Kelly Craft est la première femme à être ambassadrice des États-Unis au Canada.

Justin Trudeau était intraitable sur le dossier culturel, dit Kelly Craft

MONTRÉAL - Le premier ministre Justin Trudeau était intraitable sur le dossier culturel, a déclaré l’ambassadrice américaine au Canada, Kelly Craft, en partageant certains détails internes des négociations de l’ALÉNA, depuis renommé Accord États-Unis-Mexique-Canada (AEUMC).

Mme Craft a fait cette déclaration à Montréal mardi, alors qu’elle participait à un entretien sur scène dans le cadre du Sommet international des femmes les plus puissantes organisé par le magazine Fortune.

Pour elle, le dossier culturel a été la surprise des négociations.

«D’être à Montréal a vraiment mis en relief la raison pour laquelle le premier ministre n’était pas ouvert à la négociation dans le dossier culturel. (...)». Cette importance de préserver la culture, (...) cela m’a donné la motivation de ramener ça à la maison et de me concentrer sur notre culture.

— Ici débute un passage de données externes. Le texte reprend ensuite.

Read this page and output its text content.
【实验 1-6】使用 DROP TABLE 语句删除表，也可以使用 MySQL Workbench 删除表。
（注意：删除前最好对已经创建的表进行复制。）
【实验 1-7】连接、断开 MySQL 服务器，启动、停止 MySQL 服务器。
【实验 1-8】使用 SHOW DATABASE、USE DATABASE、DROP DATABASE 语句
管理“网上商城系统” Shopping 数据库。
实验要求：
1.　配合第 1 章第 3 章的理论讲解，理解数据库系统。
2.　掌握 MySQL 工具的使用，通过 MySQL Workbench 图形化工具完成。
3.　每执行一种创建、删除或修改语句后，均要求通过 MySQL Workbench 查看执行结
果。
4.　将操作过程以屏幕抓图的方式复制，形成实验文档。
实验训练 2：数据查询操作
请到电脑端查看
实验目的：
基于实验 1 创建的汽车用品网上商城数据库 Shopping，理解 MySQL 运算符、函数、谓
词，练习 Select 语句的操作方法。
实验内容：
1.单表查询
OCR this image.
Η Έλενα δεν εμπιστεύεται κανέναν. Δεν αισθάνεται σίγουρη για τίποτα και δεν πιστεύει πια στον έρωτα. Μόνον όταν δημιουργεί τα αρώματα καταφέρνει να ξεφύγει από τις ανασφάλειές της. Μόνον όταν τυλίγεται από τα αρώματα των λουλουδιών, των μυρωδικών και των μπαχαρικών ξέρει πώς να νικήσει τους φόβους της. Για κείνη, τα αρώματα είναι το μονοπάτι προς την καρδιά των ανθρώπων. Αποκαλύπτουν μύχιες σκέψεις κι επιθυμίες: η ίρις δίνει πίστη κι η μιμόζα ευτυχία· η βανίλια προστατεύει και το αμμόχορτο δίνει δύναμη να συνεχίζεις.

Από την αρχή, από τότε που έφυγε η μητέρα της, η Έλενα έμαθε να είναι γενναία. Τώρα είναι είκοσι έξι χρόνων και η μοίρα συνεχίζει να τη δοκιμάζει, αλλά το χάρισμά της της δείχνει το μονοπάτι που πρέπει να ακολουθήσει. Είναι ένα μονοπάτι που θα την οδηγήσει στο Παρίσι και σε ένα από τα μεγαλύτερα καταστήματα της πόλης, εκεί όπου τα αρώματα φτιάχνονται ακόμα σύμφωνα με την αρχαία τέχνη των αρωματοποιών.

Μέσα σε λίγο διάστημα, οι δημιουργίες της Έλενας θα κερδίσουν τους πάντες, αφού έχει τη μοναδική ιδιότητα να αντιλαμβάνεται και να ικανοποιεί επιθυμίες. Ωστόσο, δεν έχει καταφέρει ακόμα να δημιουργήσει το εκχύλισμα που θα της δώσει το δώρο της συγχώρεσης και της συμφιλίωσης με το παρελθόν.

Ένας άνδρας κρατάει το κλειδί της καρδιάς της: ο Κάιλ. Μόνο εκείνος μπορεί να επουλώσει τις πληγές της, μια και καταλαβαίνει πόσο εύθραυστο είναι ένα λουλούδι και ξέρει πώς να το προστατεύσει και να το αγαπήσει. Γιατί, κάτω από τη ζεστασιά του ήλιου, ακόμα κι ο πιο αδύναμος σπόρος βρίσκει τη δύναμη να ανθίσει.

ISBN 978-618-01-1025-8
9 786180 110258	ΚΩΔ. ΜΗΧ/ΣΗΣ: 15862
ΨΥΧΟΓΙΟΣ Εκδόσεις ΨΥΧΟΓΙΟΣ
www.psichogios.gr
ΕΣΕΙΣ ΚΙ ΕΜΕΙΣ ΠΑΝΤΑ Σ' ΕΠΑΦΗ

Alors, merci Montréal.»

L’exception culturelle canadienne a été maintenue dans le nouvel accord: cette exception protège la culture canadienne du libre marché et fait en sorte que les produits culturels ne seront pas traités comme les autres biens de consommation.

Mme Craft, première femme à être ambassadrice des États-Unis au Canada, se trouvait dans la salle avec les négociateurs de l’accord commercial.

Nommée en octobre 2017 par le président américain Donald Trump, elle s’est retrouvée en plein coeur du débat dès ses débuts en poste.

Ce qui l’a marquée durant cette période, c’est comment le président était «profondément loyal» envers les travailleurs dans le cadre de cette négociation commerciale.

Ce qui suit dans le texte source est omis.